Comment 23 ziegs 2005-05-04 15:51:47 UTC
mark: i use sata for my hard disk, but the dvd drive and burner are on the secondary IDE, with 2 other hard disks on the primary.

i have that same deal with the insert dvd-> crash, remove->boot insert->crash, however even with nvnet it crashes...just it takes longer

my new dvd-rw drive is gonna arrive tomorrow so i held off on playing with ide cables until that gets here, then i'll do some playing to see if its the drive or the controller or whatever.  btw the current dvd drive is (according to dmesg) a _NEC DV-5700A.  it was ripped from an old dell (its the stock OEM drive they used to put in back in the day)
Comment 24 ziegs 2005-05-05 10:23:37 UTC
okay i installed my new dvd drive and...it works perfectly.  it reads dvds (both video and data), data cds, and audio cds, and i haven't gotten a panic yet.  i'm using the nvnet module so that could be it...it could also be the newer hardware.

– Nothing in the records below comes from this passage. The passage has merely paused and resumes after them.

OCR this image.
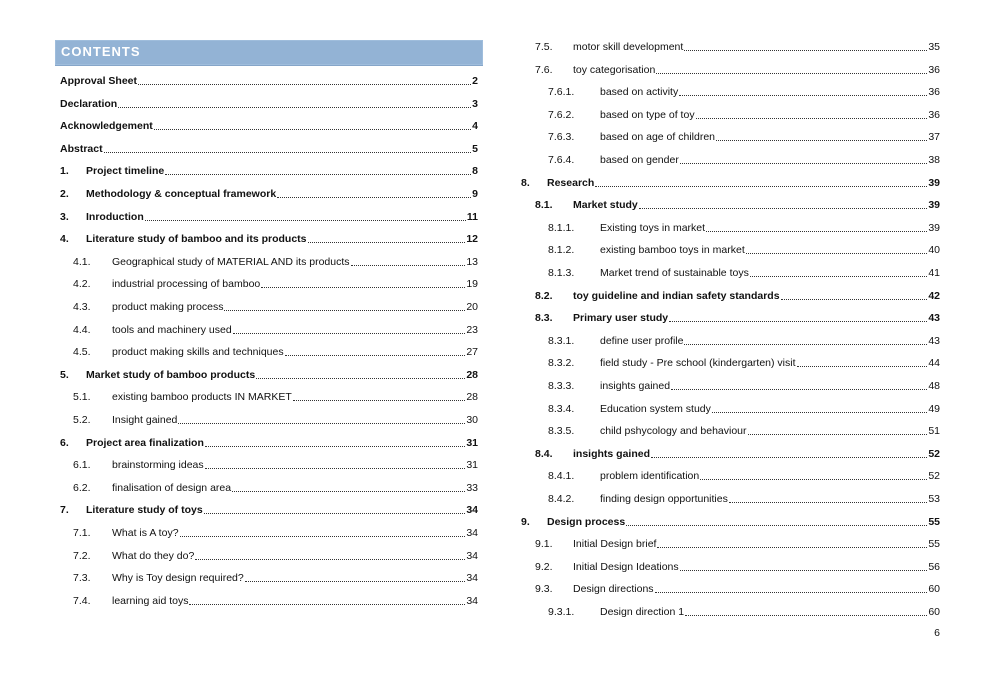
CONTENTS
Approval Sheet	2
Declaration	3
Acknowledgement	4
Abstract	5
1.	Project timeline	8
2.	Methodology & conceptual framework	9
3.	Inroduction	11
4.	Literature study of bamboo and its products	12
4.1.	Geographical study of MATERIAL AND its products	13
4.2.	industrial processing of bamboo	19
4.3.	product making process	20
4.4.	tools and machinery used	23
4.5.	product making skills and techniques	27
5.	Market study of bamboo products	28
5.1.	existing bamboo products IN MARKET	28
5.2.	Insight gained	30
6.	Project area finalization	31
6.1.	brainstorming ideas	31
6.2.	finalisation of design area	33
7.	Literature study of toys	34
7.1.	What is A toy?	34
7.2.	What do they do?	34
7.3.	Why is Toy design required?	34
7.4.	learning aid toys	34
7.5.	motor skill development	35
7.6.	toy categorisation	36
7.6.1.	based on activity	36
7.6.2.	based on type of toy	36
7.6.3.	based on age of children	37
7.6.4.	based on gender	38
8.	Research	39
8.1.	Market study	39
8.1.1.	Existing toys in market	39
8.1.2.	existing bamboo toys in market	40
8.1.3.	Market trend of sustainable toys	41
8.2.	toy guideline and indian safety standards	42
8.3.	Primary user study	43
8.3.1.	define user profile	43
8.3.2.	field study - Pre school (kindergarten) visit	44
8.3.3.	insights gained	48
8.3.4.	Education system study	49
8.3.5.	child pshycology and behaviour	51
8.4.	insights gained	52
8.4.1.	problem identification	52
8.4.2.	finding design opportunities	53
9.	Design process	55
9.1.	Initial Design brief	55
9.2.	Initial Design Ideations	56
9.3.	Design directions	60
9.3.1.	Design direction 1	60
6
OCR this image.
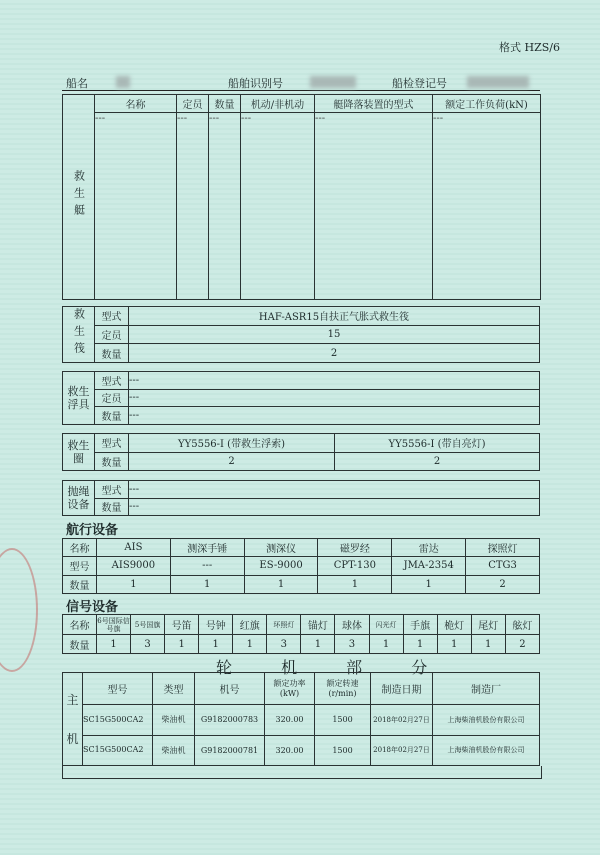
格式 HZS/6
船名	船舶识别号	船检登记号
救生艇	名称	定员	数量	机动/非机动	艇降落装置的型式	额定工作负荷(kN)
	---	---	---	---	---	---
救生筏	型式	HAF-ASR15自扶正气胀式救生筏
	定员	15
	数量	2
救生浮具	型式	---
	定员	---
	数量	---
救生圈	型式	YY5556-I (带救生浮索)	YY5556-I (带自亮灯)
	数量	2	2
抛绳设备	型式	---
	数量	---
航行设备
名称	AIS	测深手锤	测深仪	磁罗经	雷达	探照灯
型号	AIS9000	---	ES-9000	CPT-130	JMA-2354	CTG3
数量	1	1	1	1	1	2
信号设备
名称	6号国际信号旗	5号国旗	号笛	号钟	红旗	环照灯	锚灯	球体	闪光灯	手旗	桅灯	尾灯	舷灯
数量	1	3	1	1	1	3	1	3	1	1	1	1	2
轮 机 部 分
主
机	型号	类型	机号	额定功率(kW)	额定转速(r/min)	制造日期	制造厂
	SC15G500CA2	柴油机	G9182000783	320.00	1500	2018年02月27日	上海柴油机股份有限公司
	SC15G500CA2	柴油机	G9182000781	320.00	1500	2018年02月27日	上海柴油机股份有限公司
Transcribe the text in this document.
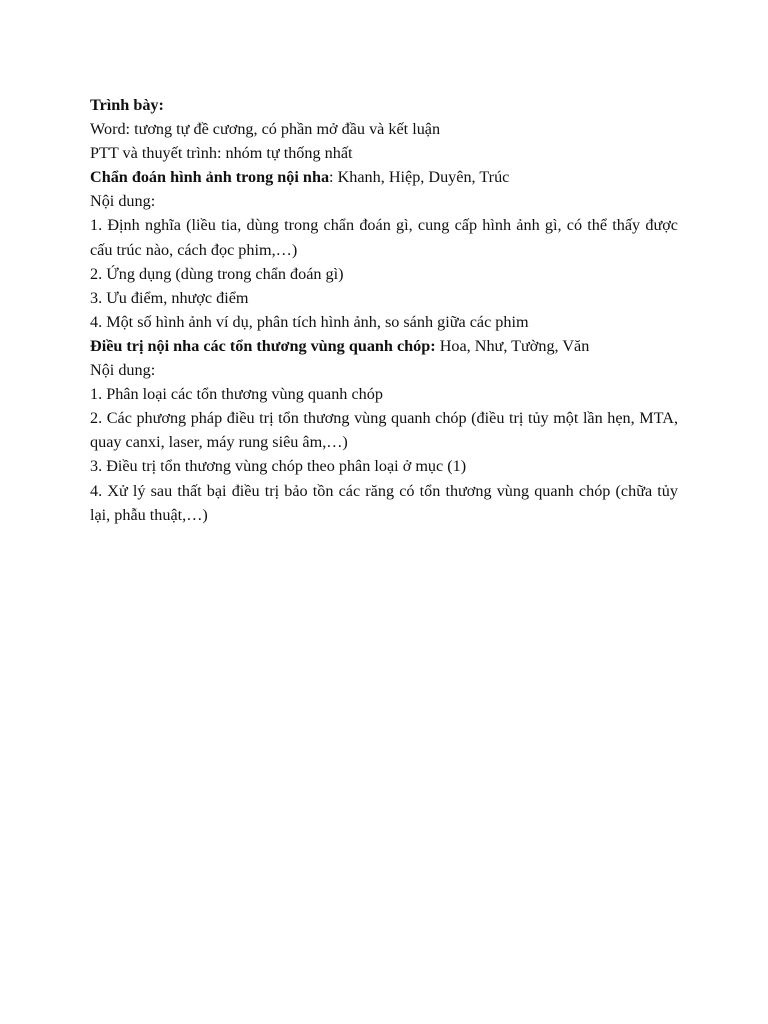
Trình bày:

Word: tương tự đề cương, có phần mở đầu và kết luận

PTT và thuyết trình: nhóm tự thống nhất

Chẩn đoán hình ảnh trong nội nha: Khanh, Hiệp, Duyên, Trúc

Nội dung:

1. Định nghĩa (liều tia, dùng trong chẩn đoán gì, cung cấp hình ảnh gì, có thể thấy được cấu trúc nào, cách đọc phim,…)

2. Ứng dụng (dùng trong chẩn đoán gì)

3. Ưu điểm, nhược điểm

4. Một số hình ảnh ví dụ, phân tích hình ảnh, so sánh giữa các phim

Điều trị nội nha các tổn thương vùng quanh chóp: Hoa, Như, Tường, Văn

Nội dung:

1. Phân loại các tổn thương vùng quanh chóp

2. Các phương pháp điều trị tổn thương vùng quanh chóp (điều trị tủy một lần hẹn, MTA, quay canxi, laser, máy rung siêu âm,…)

3. Điều trị tổn thương vùng chóp theo phân loại ở mục (1)

4. Xử lý sau thất bại điều trị bảo tồn các răng có tổn thương vùng quanh chóp (chữa tủy lại, phẫu thuật,…)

perhaps if you have a newer drive lying around try that mark?
Comment 25 Mark Duckworth 2005-05-05 12:38:06 UTC
Grr, maybe I should have paid more than $12 for my DVD drive.  Some cheapo generic 4x I bought at a computer show YEARS ago.
Comment 26 Joseph 2005-07-21 14:45:56 UTC
I'm getting similar message on a new box: AMD64, Sata Drive:
 
Kernel panic - not syncing: Aiee, killing interupt handler.
I'm only able to compile 2 or three packages (from KDE-base) and it crashes.

#Joseph
Comment 27 Simon Stelling (RETIRED) gentoo-dev 2005-12-26 02:08:26 UTC
this bug was last changed >5 months ago, anybody still suffering from it with newer versions of hal/dbus/kernel? 
Comment 28 Doug Goldstein (RETIRED) gentoo-dev 2005-12-27 11:36:06 UTC
Anyone still having issues with the dbus-0.50 series or hal-0.5.x series stuff please comment and reopen this bug.